Название пробудило в памяти Жанны воспоминание, не имевшее никакого касательства к происходящим событиям. «Пополь-Вух»… Это была немецкая группа, которую в семидесятые годы наряду с Кеном, «Тэнджерин Дрим» и Клаусом Шульце слушала ее мать… У нее до сих пор в ушах звучала эта великолепная музыка, мощные синтезаторы, умопомрачительные ударные…
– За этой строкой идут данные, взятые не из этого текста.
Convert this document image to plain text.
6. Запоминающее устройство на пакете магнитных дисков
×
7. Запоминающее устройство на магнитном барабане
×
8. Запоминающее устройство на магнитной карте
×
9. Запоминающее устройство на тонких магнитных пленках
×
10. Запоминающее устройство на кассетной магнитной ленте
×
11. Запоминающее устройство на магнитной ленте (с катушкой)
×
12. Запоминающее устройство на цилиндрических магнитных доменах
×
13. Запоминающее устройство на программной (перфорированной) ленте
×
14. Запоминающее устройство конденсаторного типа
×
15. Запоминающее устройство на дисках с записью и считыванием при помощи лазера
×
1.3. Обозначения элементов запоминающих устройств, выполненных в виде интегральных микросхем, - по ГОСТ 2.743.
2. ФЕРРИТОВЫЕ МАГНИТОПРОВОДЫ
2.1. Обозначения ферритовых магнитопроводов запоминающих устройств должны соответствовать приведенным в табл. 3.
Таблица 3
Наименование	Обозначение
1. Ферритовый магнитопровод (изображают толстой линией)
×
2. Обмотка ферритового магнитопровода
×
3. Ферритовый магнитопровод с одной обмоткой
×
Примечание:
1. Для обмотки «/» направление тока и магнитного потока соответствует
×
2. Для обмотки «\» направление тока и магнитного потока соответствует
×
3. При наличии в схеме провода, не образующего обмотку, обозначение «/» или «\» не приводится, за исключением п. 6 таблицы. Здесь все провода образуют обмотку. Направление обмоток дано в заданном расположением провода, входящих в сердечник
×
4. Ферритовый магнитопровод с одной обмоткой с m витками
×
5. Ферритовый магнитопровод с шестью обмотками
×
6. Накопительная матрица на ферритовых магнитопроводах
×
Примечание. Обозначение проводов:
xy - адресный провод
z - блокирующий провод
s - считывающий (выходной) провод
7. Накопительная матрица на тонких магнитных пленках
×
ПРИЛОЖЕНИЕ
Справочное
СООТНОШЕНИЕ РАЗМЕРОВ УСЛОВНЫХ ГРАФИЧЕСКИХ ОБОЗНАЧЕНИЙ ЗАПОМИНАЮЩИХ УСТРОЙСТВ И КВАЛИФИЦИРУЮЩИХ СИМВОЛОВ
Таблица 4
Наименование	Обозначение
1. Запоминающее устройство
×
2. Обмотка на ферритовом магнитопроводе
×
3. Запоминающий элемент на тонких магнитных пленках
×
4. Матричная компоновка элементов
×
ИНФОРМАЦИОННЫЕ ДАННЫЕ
Она не без труда вернулась мыслями к культуре майя, пытаясь сообразить, что ей о них известно:
— Это кодекс?
— Ничего подобного. Вы путаете эпохи. Кодексами называли листы бумаги из древесной коры, на которую писцы наносили рисунки и символы. Те немногие, что сохранились, относятся примерно к двенадцатому веку. А «Пополь-Вух» — это рукописная книга, по всей видимости написанная в первые годы испанского завоевания. На языке киче, но латинскими буквами. Ее нашел в восемнадцатом веке монах-доминиканец.
— О чем она?
— О сотворении мира. О происхождении человека. Вначале боги создали глиняного человека, но он оказался слишком податливым, лишенным силы и малоподвижным. Тогда они вытесали мужчин из дерева, а женщин из тростника. Эти существа обладали даром речи, но души у них не было. Боги снова уничтожили свои творения, взяли кукурузу и из нее слепили людей — четырех мужчин и четырех женщин. Вместо крови впрыснули в них воду. У них получились существа совершенные. Слишком совершенные. Они обладали мудростью, и это делало их опасными. Тогда Хуракин, он же Солнце небес, дунул паром им в глаза, и люди утратили часть своей мудрости. Кукурузный человек и стал предком майя.